Revista Rua


Jornal e poesia: o Alencar espelhado no discurso da língua
Newspaper and poetry: the Alencar mirrored in the speech of language

Atilio Catosso Salles

Nesse sentido, Franco, o articulista, brinca com uma possível “supressão de um discurso primeiro, o do séc. I a.C., para, em um segundo momento discursivo, em tom de reminiscência, jogar com o espaço do ‘outro’, o interlocutor, evidenciando, desse modo, o efeito deste dizer, a partir de um funcionamento discursivo do século XIX, visto que a proposição, após as reticências, encontra-se em itálico. Configura-se, assim, o enunciado enquanto uma não coincidência interlocutiva, dada por uma possibilidade própria da língua, por sua memória.
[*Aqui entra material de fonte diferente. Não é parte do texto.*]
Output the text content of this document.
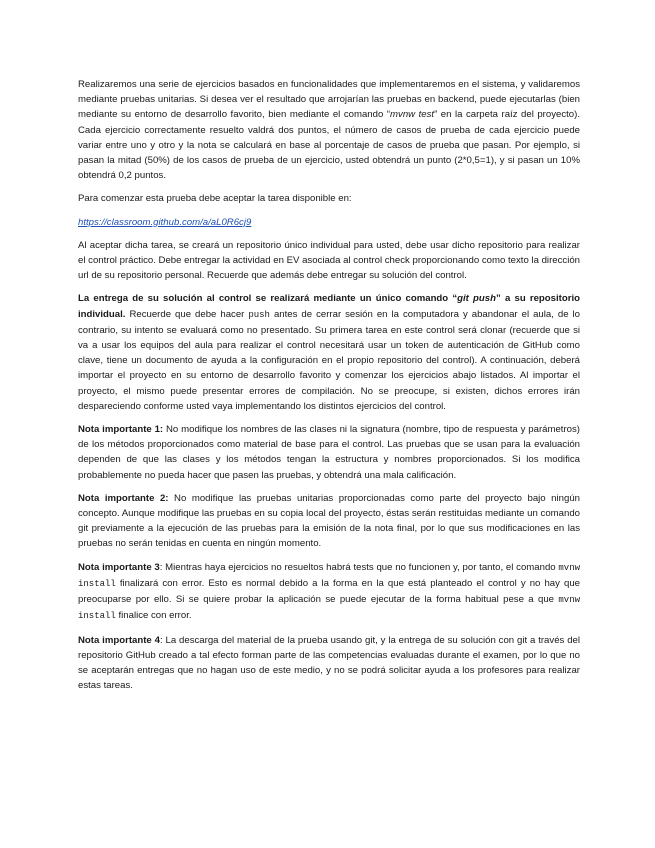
Realizaremos una serie de ejercicios basados en funcionalidades que implementaremos en el sistema, y validaremos mediante pruebas unitarias. Si desea ver el resultado que arrojarían las pruebas en backend, puede ejecutarlas (bien mediante su entorno de desarrollo favorito, bien mediante el comando “mvnw test” en la carpeta raíz del proyecto). Cada ejercicio correctamente resuelto valdrá dos puntos, el número de casos de prueba de cada ejercicio puede variar entre uno y otro y la nota se calculará en base al porcentaje de casos de prueba que pasan. Por ejemplo, si pasan la mitad (50%) de los casos de prueba de un ejercicio, usted obtendrá un punto (2*0,5=1), y si pasan un 10% obtendrá 0,2 puntos.

Para comenzar esta prueba debe aceptar la tarea disponible en:

https://classroom.github.com/a/aL0R6cj9

Al aceptar dicha tarea, se creará un repositorio único individual para usted, debe usar dicho repositorio para realizar el control práctico. Debe entregar la actividad en EV asociada al control check proporcionando como texto la dirección url de su repositorio personal. Recuerde que además debe entregar su solución del control.

La entrega de su solución al control se realizará mediante un único comando “git push” a su repositorio individual. Recuerde que debe hacer push antes de cerrar sesión en la computadora y abandonar el aula, de lo contrario, su intento se evaluará como no presentado. Su primera tarea en este control será clonar (recuerde que si va a usar los equipos del aula para realizar el control necesitará usar un token de autenticación de GitHub como clave, tiene un documento de ayuda a la configuración en el propio repositorio del control). A continuación, deberá importar el proyecto en su entorno de desarrollo favorito y comenzar los ejercicios abajo listados. Al importar el proyecto, el mismo puede presentar errores de compilación. No se preocupe, si existen, dichos errores irán despareciendo conforme usted vaya implementando los distintos ejercicios del control.

Nota importante 1: No modifique los nombres de las clases ni la signatura (nombre, tipo de respuesta y parámetros) de los métodos proporcionados como material de base para el control. Las pruebas que se usan para la evaluación dependen de que las clases y los métodos tengan la estructura y nombres proporcionados. Si los modifica probablemente no pueda hacer que pasen las pruebas, y obtendrá una mala calificación.

Nota importante 2: No modifique las pruebas unitarias proporcionadas como parte del proyecto bajo ningún concepto. Aunque modifique las pruebas en su copia local del proyecto, éstas serán restituidas mediante un comando git previamente a la ejecución de las pruebas para la emisión de la nota final, por lo que sus modificaciones en las pruebas no serán tenidas en cuenta en ningún momento.

Nota importante 3: Mientras haya ejercicios no resueltos habrá tests que no funcionen y, por tanto, el comando mvnw install finalizará con error. Esto es normal debido a la forma en la que está planteado el control y no hay que preocuparse por ello. Si se quiere probar la aplicación se puede ejecutar de la forma habitual pese a que mvnw install finalice con error.

Nota importante 4: La descarga del material de la prueba usando git, y la entrega de su solución con git a través del repositorio GitHub creado a tal efecto forman parte de las competencias evaluadas durante el examen, por lo que no se aceptarán entregas que no hagan uso de este medio, y no se podrá solicitar ayuda a los profesores para realizar estas tareas.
Essa memória de uma língua outra, de um sujeito coletivo do século I a.C, apresenta-se como um arquivo da memória de outra língua na própria língua, a do XIX, trazendo, assim, para as cenas enunciativas a memória de uma alteridade constitutiva do sujeito brasileiro escritor. Neste sentido, compreendemos o funcionamento da língua como “lugar de memória”, e ainda mais, como lugar significativo de reconhecimento da memória.
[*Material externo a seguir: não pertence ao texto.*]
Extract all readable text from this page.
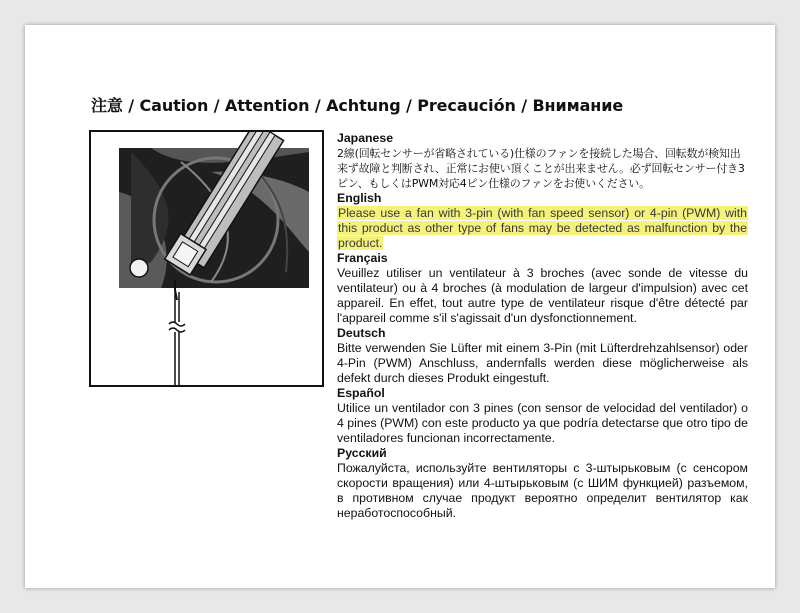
注意 / Caution / Attention / Achtung / Precaución / Внимание

Japanese

2線(回転センサーが省略されている)仕様のファンを接続した場合、回転数が検知出来ず故障と判断され、正常にお使い頂くことが出来ません。必ず回転センサー付き3ピン、もしくはPWM対応4ピン仕様のファンをお使いください。

English

Please use a fan with 3-pin (with fan speed sensor) or 4-pin (PWM) with this product as other type of fans may be detected as malfunction by the product.

Français

Veuillez utiliser un ventilateur à 3 broches (avec sonde de vitesse du ventilateur) ou à 4 broches (à modulation de largeur d'impulsion) avec cet appareil. En effet, tout autre type de ventilateur risque d'être détecté par l'appareil comme s'il s'agissait d'un dysfonctionnement.

Deutsch

Bitte verwenden Sie Lüfter mit einem 3-Pin (mit Lüfterdrehzahlsensor) oder 4-Pin (PWM) Anschluss, andernfalls werden diese möglicherweise als defekt durch dieses Produkt eingestuft.

Español

Utilice un ventilador con 3 pines (con sensor de velocidad del ventilador) o 4 pines (PWM) con este producto ya que podría detectarse que otro tipo de ventiladores funcionan incorrectamente.

Русский

Пожалуйста, используйте вентиляторы с 3-штырьковым (с сенсором скорости вращения) или 4-штырьковым (с ШИМ функцией) разъемом, в противном случае продукт вероятно определит вентилятор как неработоспособный.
Desse modo asseveramos: a dobra de mundos, sujeitos e sentidos produzindo ficção é um funcionamento próprio da língua, pois o sujeito não tem sempre um lócus de filiação, ele é determinado sócio historicamente e afetado pelo inconsciente. Não há dizeres preenchidos, conforme já propomos, e pré determinados, afinal nenhuma língua pode ser pensada completamente sem a possibilidade de ficção e representação pela dobra.
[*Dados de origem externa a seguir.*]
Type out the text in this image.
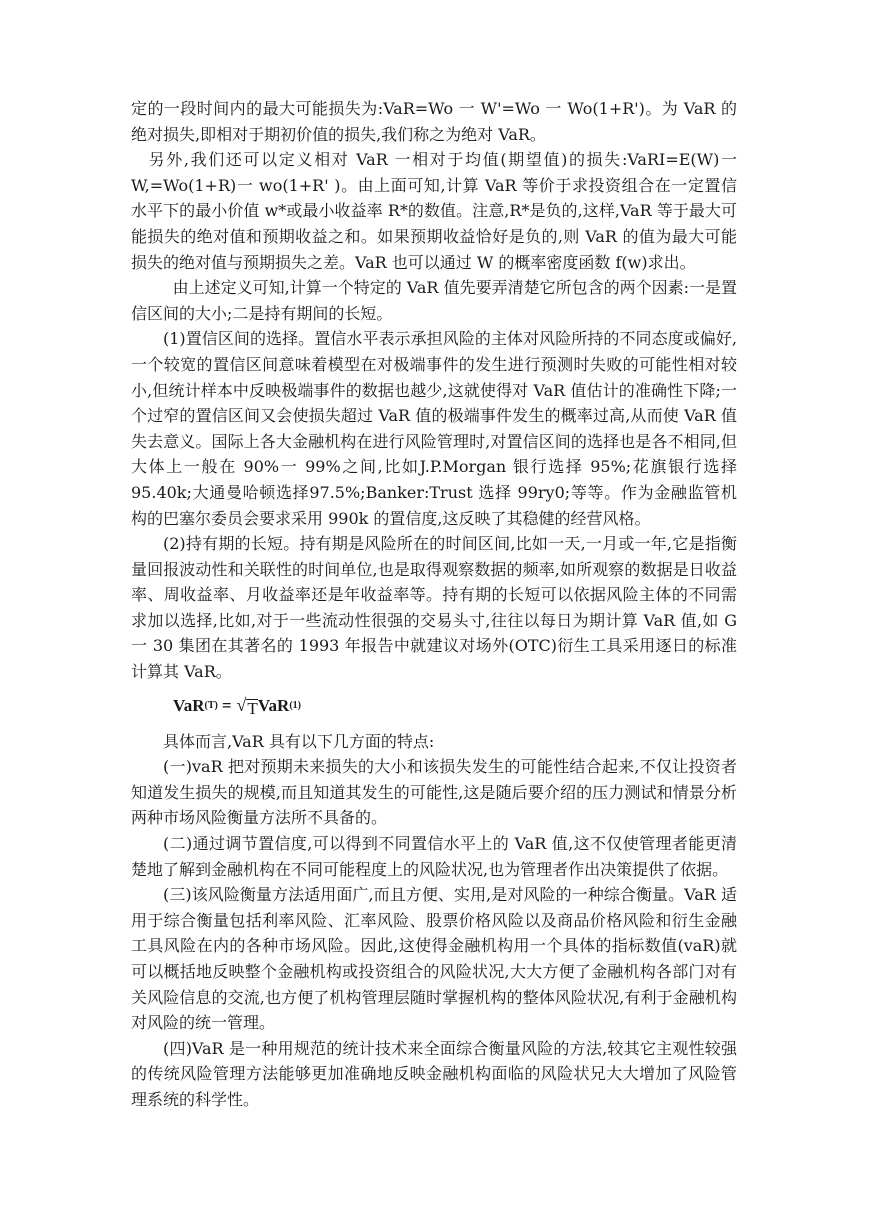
定的一段时间内的最大可能损失为:VaR=Wo 一 W'=Wo 一 Wo(1+R')。为 VaR 的绝对损失,即相对于期初价值的损失,我们称之为绝对 VaR。

另外,我们还可以定义相对 VaR 一相对于均值(期望值)的损失:VaRI=E(W)一W,=Wo(1+R)一 wo(1+R' )。由上面可知,计算 VaR 等价于求投资组合在一定置信水平下的最小价值 w*或最小收益率 R*的数值。注意,R*是负的,这样,VaR 等于最大可能损失的绝对值和预期收益之和。如果预期收益恰好是负的,则 VaR 的值为最大可能损失的绝对值与预期损失之差。VaR 也可以通过 W 的概率密度函数 f(w)求出。

由上述定义可知,计算一个特定的 VaR 值先要弄清楚它所包含的两个因素:一是置信区间的大小;二是持有期间的长短。

(1)置信区间的选择。置信水平表示承担风险的主体对风险所持的不同态度或偏好,一个较宽的置信区间意味着模型在对极端事件的发生进行预测时失败的可能性相对较小,但统计样本中反映极端事件的数据也越少,这就使得对 VaR 值估计的准确性下降;一个过窄的置信区间又会使损失超过 VaR 值的极端事件发生的概率过高,从而使 VaR 值失去意义。国际上各大金融机构在进行风险管理时,对置信区间的选择也是各不相同,但大体上一般在 90%一 99%之间,比如J.P.Morgan 银行选择 95%;花旗银行选择 95.40k;大通曼哈顿选择97.5%;Banker:Trust 选择 99ry0;等等。作为金融监管机构的巴塞尔委员会要求采用 990k 的置信度,这反映了其稳健的经营风格。

(2)持有期的长短。持有期是风险所在的时间区间,比如一天,一月或一年,它是指衡量回报波动性和关联性的时间单位,也是取得观察数据的频率,如所观察的数据是日收益率、周收益率、月收益率还是年收益率等。持有期的长短可以依据风险主体的不同需求加以选择,比如,对于一些流动性很强的交易头寸,往往以每日为期计算 VaR 值,如 G 一 30 集团在其著名的 1993 年报告中就建议对场外(OTC)衍生工具采用逐日的标准计算其 VaR。

VaR (T) = √ T VaR (1)

具体而言,VaR 具有以下几方面的特点:

(一)vaR 把对预期未来损失的大小和该损失发生的可能性结合起来,不仅让投资者知道发生损失的规模,而且知道其发生的可能性,这是随后要介绍的压力测试和情景分析两种市场风险衡量方法所不具备的。

(二)通过调节置信度,可以得到不同置信水平上的 VaR 值,这不仅使管理者能更清楚地了解到金融机构在不同可能程度上的风险状况,也为管理者作出决策提供了依据。

(三)该风险衡量方法适用面广,而且方便、实用,是对风险的一种综合衡量。VaR 适用于综合衡量包括利率风险、汇率风险、股票价格风险以及商品价格风险和衍生金融工具风险在内的各种市场风险。因此,这使得金融机构用一个具体的指标数值(vaR)就可以概括地反映整个金融机构或投资组合的风险状况,大大方便了金融机构各部门对有关风险信息的交流,也方便了机构管理层随时掌握机构的整体风险状况,有利于金融机构对风险的统一管理。

(四)VaR 是一种用规范的统计技术来全面综合衡量风险的方法,较其它主观性较强的传统风险管理方法能够更加准确地反映金融机构面临的风险状兄大大增加了风险管理系统的科学性。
De algum modo, coser considerações sobre a estreita tensão entre o já-dito e o ainda por dizer, na história dos sentidos de um língua, oferece-nos abertura para pensar o intenso jogo entre o sedimentado e o a realizar-se, num espaço histórico em que, a partir de um ponto de articulação, o real, o simbólico, o sujeito e os sentidos escorregam por caminhos porosos, deslocando e repetindo, no corpo da linguagem, as possibilidades e/ou modos de subjetivação.
Alguns consideram o já-dito enquanto um fechamento dos sentidos, pois este, em certa medida, delimita, imobiliza. Entretanto, podemos pensar, com Orlandi (2009, p. 9), “[...] que aquilo que se diz, uma vez dito, vira coisa no mundo: ganha espessura, faz história”. Desse modo, apontar para o estabelecimento do não-estabelecido e questionar a consciência hegemônica (o sentimento) dessas distinções no homem de linguagem, fornece fôlego para a nossa concepção de trabalho, qual seja, a língua pensada por uma teoria materialista de linguagem. Também, a questão da memória se mostra sensível quando, sobretudo, “[...] ela opera sob a forma da evidência dos sentidos, aparecendo [...] nas suas falhas” (PAYER, 2009, p. 42).